Shabbat Vayelekh - שבת וילך

Maqam MEHAYAR-BAYAT or HOSENI

Shortest

וילך - In the annual cycle, the Torah is divided into 54 portions (פרשיות). Of these portions, some consider "Vayelekh" (Deuteronomy 31:1-30) to be "the shortest perasha." This, however, is the shortest only in terms of verses (30), not in words (1,484), or letters (5,652). "VeZot HaBerakha" is actually the shortest perasha. Although it consists of 41 verses, it only consists of 512 words and 1,969 letters. In contrast, "Naso" is the longest perasha with 176 verses, 2,264 words, and 8,632 letters. Identifying the second longest perasha depends on the criteria used. "Miqes" is the second longest based on letter count (7,914), "Vayera" is second longest based on word count (2,085), and "Pinehas" is second longest based on verse count (168). The above only applies to the annual Torah cycle. Prior to the Middle Ages, the triennial system was used where there were approximately 154 much shorter Torah portions to be completed only once every three years. Tiqqun Highlights, Beth Torah Bulletin, October 5, 2019.

Enable Them

ואתה תנחילנה אותם - As Moses prepares a transition to the next generation, he charges Joshua to be courageous and brave, because he will lead the nation to the Promised Land and "will divide it for them" (Deuteronomy 31:7).
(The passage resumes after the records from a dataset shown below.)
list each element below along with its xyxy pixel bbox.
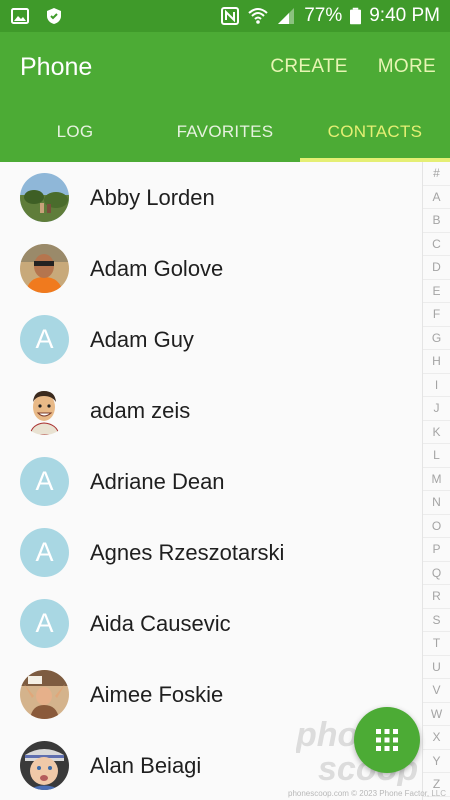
- index-letter[interactable]: E: [423, 280, 450, 303]
- index-letter[interactable]: R: [423, 585, 450, 609]
- index-letter[interactable]: I: [423, 374, 450, 397]
- contact-name: Aida Causevic: [90, 610, 231, 636]
- alphabet-index-scroller[interactable]: # A B C D E F G H I J K L M N O P Q R S …: [422, 162, 450, 800]
- contact-row[interactable]: A Adam Guy: [0, 304, 422, 375]
- avatar: [20, 173, 69, 222]
- contact-row[interactable]: Adam Golove: [0, 233, 422, 304]
- battery-icon: [350, 7, 362, 25]
- index-letter[interactable]: X: [423, 726, 450, 750]
- contact-name: Adam Golove: [90, 255, 224, 281]
- dialpad-icon: [376, 729, 398, 751]
- app-bar: Phone CREATE MORE: [0, 32, 450, 102]
- watermark-credit: phonescoop.com © 2023 Phone Factor, LLC: [288, 789, 446, 798]
- person-photo-icon: [20, 244, 69, 293]
- contact-row[interactable]: A Aida Causevic: [0, 588, 422, 659]
- index-letter[interactable]: J: [423, 397, 450, 421]
- index-letter[interactable]: B: [423, 209, 450, 233]
- status-bar: 77% 9:40 PM: [0, 0, 450, 32]
- index-letter[interactable]: O: [423, 515, 450, 538]
- contact-name: Aimee Foskie: [90, 681, 224, 707]
- child-photo-icon: [20, 741, 69, 790]
- contact-name: Agnes Rzeszotarski: [90, 539, 285, 565]
- index-letter[interactable]: S: [423, 609, 450, 632]
- contact-name: Abby Lorden: [90, 184, 215, 210]
- avatar: [20, 244, 69, 293]
- index-letter[interactable]: K: [423, 421, 450, 444]
- index-letter[interactable]: #: [423, 162, 450, 186]
- index-letter[interactable]: L: [423, 444, 450, 468]
- create-button[interactable]: CREATE: [270, 56, 347, 78]
- index-letter[interactable]: H: [423, 350, 450, 374]
- index-letter[interactable]: V: [423, 679, 450, 703]
- page-title: Phone: [20, 52, 93, 81]
- avatar: [20, 741, 69, 790]
- contact-name: Adriane Dean: [90, 468, 225, 494]
- avatar: [20, 670, 69, 719]
- cartoon-avatar-icon: [29, 391, 60, 435]
- index-letter[interactable]: D: [423, 256, 450, 280]
- contact-name: adam zeis: [90, 397, 191, 423]
- index-letter[interactable]: Q: [423, 562, 450, 585]
- avatar: A: [20, 315, 69, 364]
- contact-name: Alan Beiagi: [90, 752, 202, 778]
- contact-list[interactable]: Abby Lorden Adam Golove A Adam Guy adam …: [0, 162, 422, 800]
- index-letter[interactable]: W: [423, 703, 450, 726]
- avatar: [20, 386, 69, 435]
- battery-percent: 77%: [304, 5, 343, 26]
- avatar: A: [20, 457, 69, 506]
- index-letter[interactable]: F: [423, 303, 450, 327]
- avatar: A: [20, 528, 69, 577]
- contact-row[interactable]: adam zeis: [0, 375, 422, 446]
- index-letter[interactable]: M: [423, 468, 450, 491]
- index-letter[interactable]: P: [423, 538, 450, 562]
- tab-favorites[interactable]: FAVORITES: [150, 102, 300, 162]
- landscape-photo-icon: [20, 173, 69, 222]
- contact-row[interactable]: Abby Lorden: [0, 162, 422, 233]
- more-button[interactable]: MORE: [378, 56, 436, 78]
- dialpad-button[interactable]: [354, 707, 420, 773]
- tab-bar: LOG FAVORITES CONTACTS: [0, 102, 450, 162]
- shield-icon: [47, 8, 61, 24]
- index-letter[interactable]: U: [423, 656, 450, 679]
- contact-row[interactable]: A Agnes Rzeszotarski: [0, 517, 422, 588]
- tab-log[interactable]: LOG: [0, 102, 150, 162]
- gallery-icon: [11, 8, 29, 24]
- index-letter[interactable]: T: [423, 632, 450, 656]
- index-letter[interactable]: N: [423, 491, 450, 515]
- index-letter[interactable]: G: [423, 327, 450, 350]
- phone-app-screen: 77% 9:40 PM Phone CREATE MORE LOG FAVORI…: [0, 0, 450, 800]
- contact-row[interactable]: A Adriane Dean: [0, 446, 422, 517]
- person-photo-icon: [20, 670, 69, 719]
- wifi-icon: [248, 8, 268, 24]
- clock: 9:40 PM: [369, 5, 440, 26]
- index-letter[interactable]: C: [423, 233, 450, 256]
- tab-contacts[interactable]: CONTACTS: [300, 102, 450, 162]
- avatar: A: [20, 599, 69, 648]
- contact-name: Adam Guy: [90, 326, 194, 352]
- index-letter[interactable]: Y: [423, 750, 450, 773]
- signal-icon: [278, 8, 295, 24]
- nfc-icon: [221, 7, 240, 25]
- index-letter[interactable]: A: [423, 186, 450, 209]
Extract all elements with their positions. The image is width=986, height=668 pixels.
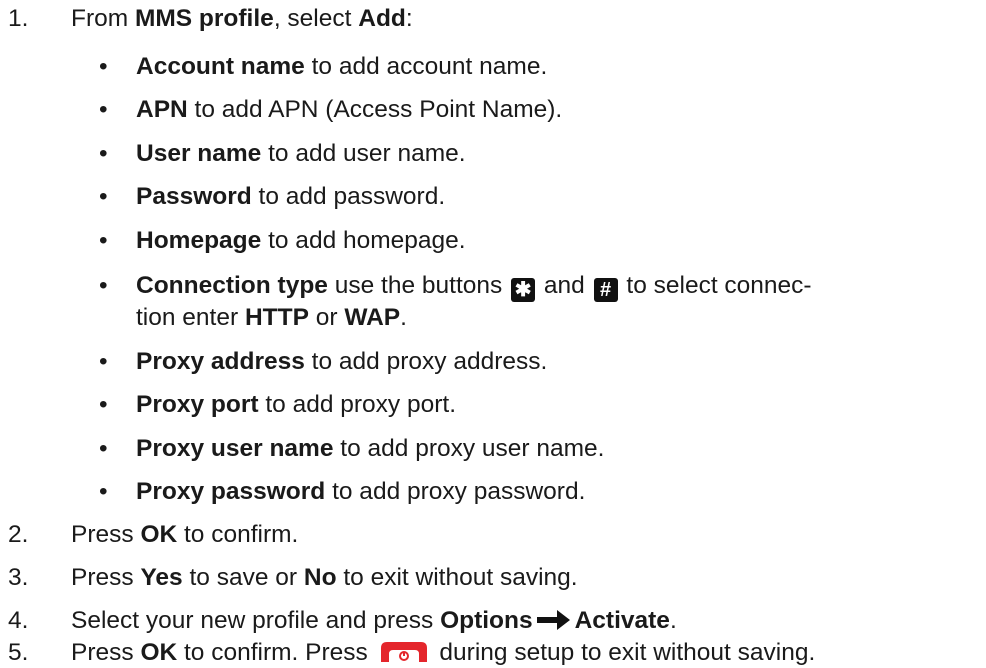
- instruction-document: 1. From MMS profile, select Add: • Accou…: [8, 5, 816, 666]
- right-arrow-icon: [536, 610, 570, 630]
- end-call-key-icon: [380, 642, 427, 662]
- menu-mms-profile: MMS profile: [134, 5, 274, 32]
- step-number: 2.: [8, 521, 29, 548]
- step-number: 1.: [8, 5, 29, 32]
- step-number: 4.: [8, 607, 29, 634]
- step-number: 3.: [8, 564, 29, 591]
- menu-add: Add: [358, 5, 406, 32]
- star-key-icon: ✱: [511, 278, 536, 302]
- hash-key-icon: #: [593, 278, 618, 302]
- step-number: 5.: [8, 639, 29, 666]
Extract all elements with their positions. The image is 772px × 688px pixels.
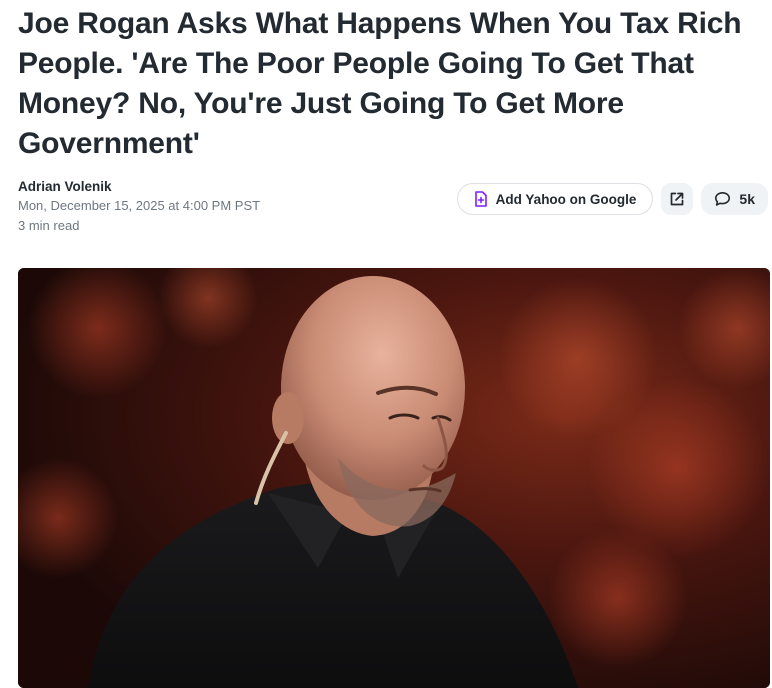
hero-image	[18, 268, 770, 688]
share-button[interactable]	[661, 183, 694, 215]
document-plus-icon	[474, 191, 488, 207]
comment-bubble-icon	[714, 191, 731, 207]
article-headline: Joe Rogan Asks What Happens When You Tax…	[18, 7, 742, 160]
read-time: 3 min read	[18, 218, 80, 233]
add-yahoo-on-google-button[interactable]: Add Yahoo on Google	[456, 183, 654, 215]
publish-date: Mon, December 15, 2025 at 4:00 PM PST	[18, 198, 261, 213]
byline: Adrian Volenik Mon, December 15, 2025 at…	[18, 178, 338, 236]
author-name[interactable]: Adrian Volenik	[18, 178, 338, 196]
comments-count: 5k	[739, 191, 755, 207]
comments-button[interactable]: 5k	[701, 183, 768, 215]
add-yahoo-on-google-label: Add Yahoo on Google	[495, 191, 637, 207]
share-external-icon	[669, 191, 685, 207]
article-actions: Add Yahoo on Google 5k	[456, 183, 768, 215]
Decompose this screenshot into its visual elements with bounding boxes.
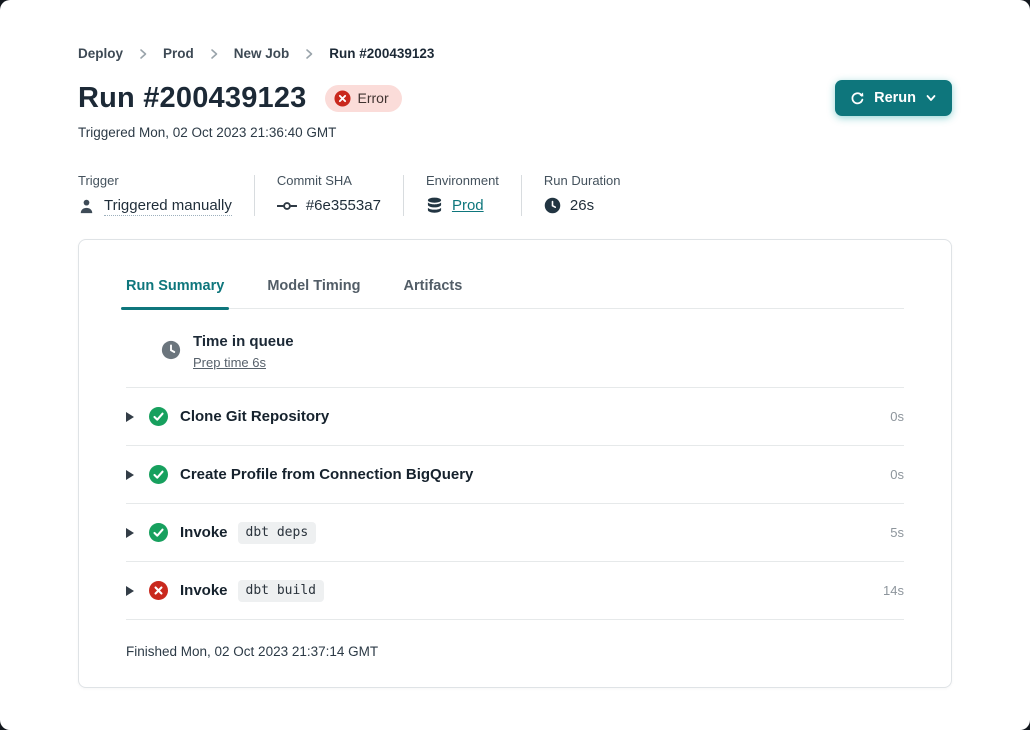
rerun-button-label: Rerun xyxy=(874,90,916,106)
run-detail-page: Deploy Prod New Job Run #200439123 Run #… xyxy=(0,0,1030,730)
meta-trigger: Trigger Triggered manually xyxy=(78,173,232,216)
environment-link[interactable]: Prod xyxy=(452,197,484,214)
step-row-create-profile[interactable]: Create Profile from Connection BigQuery … xyxy=(126,446,904,504)
breadcrumb-prod[interactable]: Prod xyxy=(163,46,194,61)
breadcrumb-new-job[interactable]: New Job xyxy=(234,46,290,61)
breadcrumb-deploy[interactable]: Deploy xyxy=(78,46,123,61)
step-row-dbt-deps[interactable]: Invoke dbt deps 5s xyxy=(126,504,904,562)
tab-run-summary[interactable]: Run Summary xyxy=(126,278,224,308)
step-row-dbt-build[interactable]: Invoke dbt build 14s xyxy=(126,562,904,620)
meta-trigger-label: Trigger xyxy=(78,173,232,188)
breadcrumb-current-run: Run #200439123 xyxy=(329,46,434,61)
step-duration: 5s xyxy=(890,525,904,540)
run-meta: Trigger Triggered manually Commit SHA #6… xyxy=(78,173,952,216)
status-badge: Error xyxy=(325,85,402,112)
success-check-icon xyxy=(149,407,168,426)
tab-artifacts[interactable]: Artifacts xyxy=(404,278,463,308)
triggered-timestamp: Triggered Mon, 02 Oct 2023 21:36:40 GMT xyxy=(78,125,952,140)
chevron-right-icon xyxy=(137,48,149,60)
finished-timestamp: Finished Mon, 02 Oct 2023 21:37:14 GMT xyxy=(126,620,904,687)
rerun-button[interactable]: Rerun xyxy=(835,80,952,116)
meta-commit-label: Commit SHA xyxy=(277,173,381,188)
clock-icon xyxy=(544,197,561,214)
person-icon xyxy=(78,198,95,215)
tab-bar: Run Summary Model Timing Artifacts xyxy=(126,240,904,309)
trigger-value[interactable]: Triggered manually xyxy=(104,197,232,216)
status-badge-label: Error xyxy=(358,90,389,106)
success-check-icon xyxy=(149,523,168,542)
meta-environment: Environment Prod xyxy=(426,173,499,216)
step-duration: 0s xyxy=(890,409,904,424)
step-label: Invoke xyxy=(180,524,228,541)
time-in-queue-block: Time in queue Prep time 6s xyxy=(126,309,904,388)
step-duration: 0s xyxy=(890,467,904,482)
prep-time-link[interactable]: Prep time 6s xyxy=(193,355,294,370)
meta-commit: Commit SHA #6e3553a7 xyxy=(277,173,381,216)
run-summary-card: Run Summary Model Timing Artifacts Time … xyxy=(78,239,952,688)
step-command-chip: dbt build xyxy=(238,580,324,602)
meta-divider xyxy=(403,175,404,216)
meta-environment-label: Environment xyxy=(426,173,499,188)
error-circle-icon xyxy=(334,90,351,107)
page-title: Run #200439123 xyxy=(78,82,307,115)
queue-title: Time in queue xyxy=(193,333,294,350)
database-icon xyxy=(426,197,443,214)
breadcrumb: Deploy Prod New Job Run #200439123 xyxy=(78,0,952,61)
header: Run #200439123 Error Rerun xyxy=(78,80,952,116)
meta-duration-label: Run Duration xyxy=(544,173,621,188)
meta-duration: Run Duration 26s xyxy=(544,173,621,216)
error-circle-icon xyxy=(149,581,168,600)
queue-clock-icon xyxy=(161,340,181,360)
step-duration: 14s xyxy=(883,583,904,598)
meta-divider xyxy=(521,175,522,216)
step-label: Clone Git Repository xyxy=(180,408,329,425)
chevron-right-icon xyxy=(303,48,315,60)
expand-caret-icon[interactable] xyxy=(126,412,134,422)
expand-caret-icon[interactable] xyxy=(126,470,134,480)
chevron-right-icon xyxy=(208,48,220,60)
commit-icon xyxy=(277,200,297,212)
expand-caret-icon[interactable] xyxy=(126,586,134,596)
refresh-icon xyxy=(850,91,865,106)
expand-caret-icon[interactable] xyxy=(126,528,134,538)
step-label: Invoke xyxy=(180,582,228,599)
commit-sha-value: #6e3553a7 xyxy=(306,197,381,214)
step-row-clone-git[interactable]: Clone Git Repository 0s xyxy=(126,388,904,446)
success-check-icon xyxy=(149,465,168,484)
meta-divider xyxy=(254,175,255,216)
run-duration-value: 26s xyxy=(570,197,594,214)
step-label: Create Profile from Connection BigQuery xyxy=(180,466,473,483)
tab-model-timing[interactable]: Model Timing xyxy=(267,278,360,308)
step-command-chip: dbt deps xyxy=(238,522,317,544)
chevron-down-icon xyxy=(925,92,937,104)
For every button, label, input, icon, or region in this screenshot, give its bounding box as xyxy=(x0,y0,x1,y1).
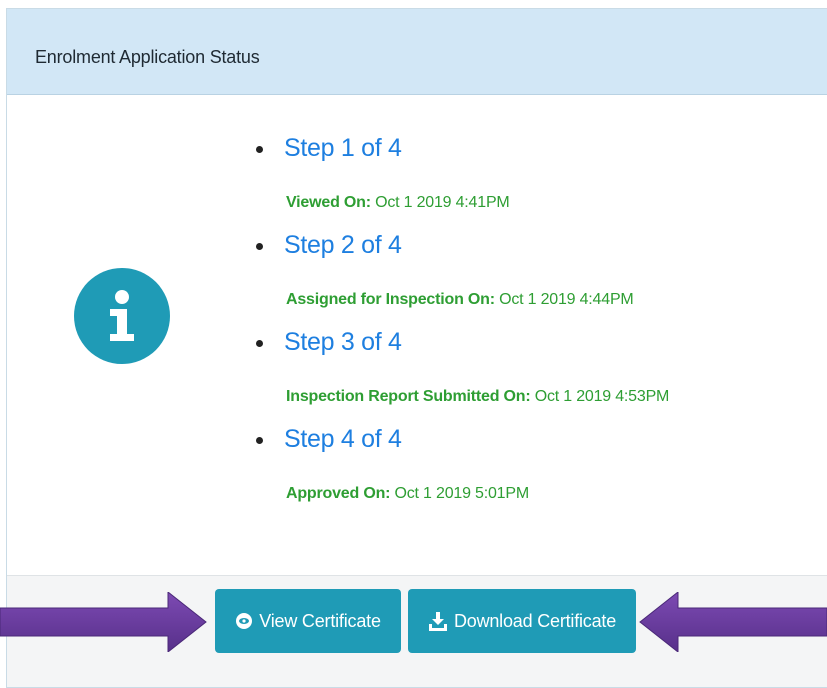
eye-icon xyxy=(235,612,253,630)
arrow-left-icon xyxy=(639,592,827,652)
info-icon xyxy=(74,268,170,364)
arrow-right-icon xyxy=(0,592,207,652)
view-certificate-button[interactable]: View Certificate xyxy=(215,589,401,653)
step-detail: Inspection Report Submitted On: Oct 1 20… xyxy=(286,388,669,406)
step-detail: Assigned for Inspection On: Oct 1 2019 4… xyxy=(286,291,634,309)
step-title: Step 1 of 4 xyxy=(284,134,402,162)
download-icon xyxy=(428,611,448,631)
step-title: Step 4 of 4 xyxy=(284,425,402,453)
panel-title: Enrolment Application Status xyxy=(35,47,260,67)
step-title: Step 2 of 4 xyxy=(284,231,402,259)
panel-header: Enrolment Application Status xyxy=(7,9,827,95)
bullet xyxy=(256,243,263,250)
step-detail-value: Oct 1 2019 4:44PM xyxy=(499,291,634,308)
download-certificate-label: Download Certificate xyxy=(453,610,617,631)
bullet xyxy=(256,340,263,347)
step-detail: Approved On: Oct 1 2019 5:01PM xyxy=(286,485,529,503)
bullet xyxy=(256,437,263,444)
step-detail-label: Assigned for Inspection On: xyxy=(286,291,495,308)
download-certificate-button[interactable]: Download Certificate xyxy=(408,589,636,653)
step-detail-value: Oct 1 2019 5:01PM xyxy=(394,485,530,502)
step-title: Step 3 of 4 xyxy=(284,328,402,356)
step-detail-label: Approved On: xyxy=(286,485,391,502)
step-detail-value: Oct 1 2019 4:53PM xyxy=(534,388,670,405)
bullet xyxy=(256,146,263,153)
step-detail-value: Oct 1 2019 4:41PM xyxy=(375,194,510,211)
step-detail-label: Inspection Report Submitted On: xyxy=(286,388,531,405)
view-certificate-label: View Certificate xyxy=(259,610,381,631)
step-detail-label: Viewed On: xyxy=(286,194,371,211)
step-detail: Viewed On: Oct 1 2019 4:41PM xyxy=(286,194,510,212)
Another way to translate "ואתה תנחילנה אותם," is "to enable them to inherit it." In addition to being brave and keeping morale high, the role of Joshua, says Moses, is to help the people receive their inheritance. Although inheritance has an implication of entitlement, this is not the case when it comes to God's inheritance to Israel. For the Israelites, their inheritance will only be realized with much effort and hard work. The role of Joshua, or any other leader, should not be the pursuit of fame, legacy, or respect, but rather to help guide the people on the right path to allow them to achieve their goals. A good leader is someone who enables his followers become the best version of themselves. Beth Torah Bulletin, September 15, 2018.

Continuity

בחג הסכות ... למען ישמעו ולמען ילמדו - The mentioning of Sukkot in Deuteronomy 31:10 is of significance at this time of year, because it reminds us what the purpose of this holiday is. In Biblical times, at the end of the Sabbatical year, Sukkot is when everyone, young and old, male and female, would gather (Haqhel) in the nation's capital for a very educational purpose. This gathering is meant to review the basic themes of the Torah (to fear God and to understand the commandments) with the next generation of Israelites. A major aspect of our tradition's survival is its successful transmission to the youth. Our teacher, Moses, designated this holiday, the happiest time of the year; at a time when the harvest has been accomplished, when the weather is most pleasant, and when everyone is dining with their families and friends in symbolic tabernacles, to focus on continuity; to teach our way of life to our descendants so that one day, they can do the same (Beth Torah 10/15/16).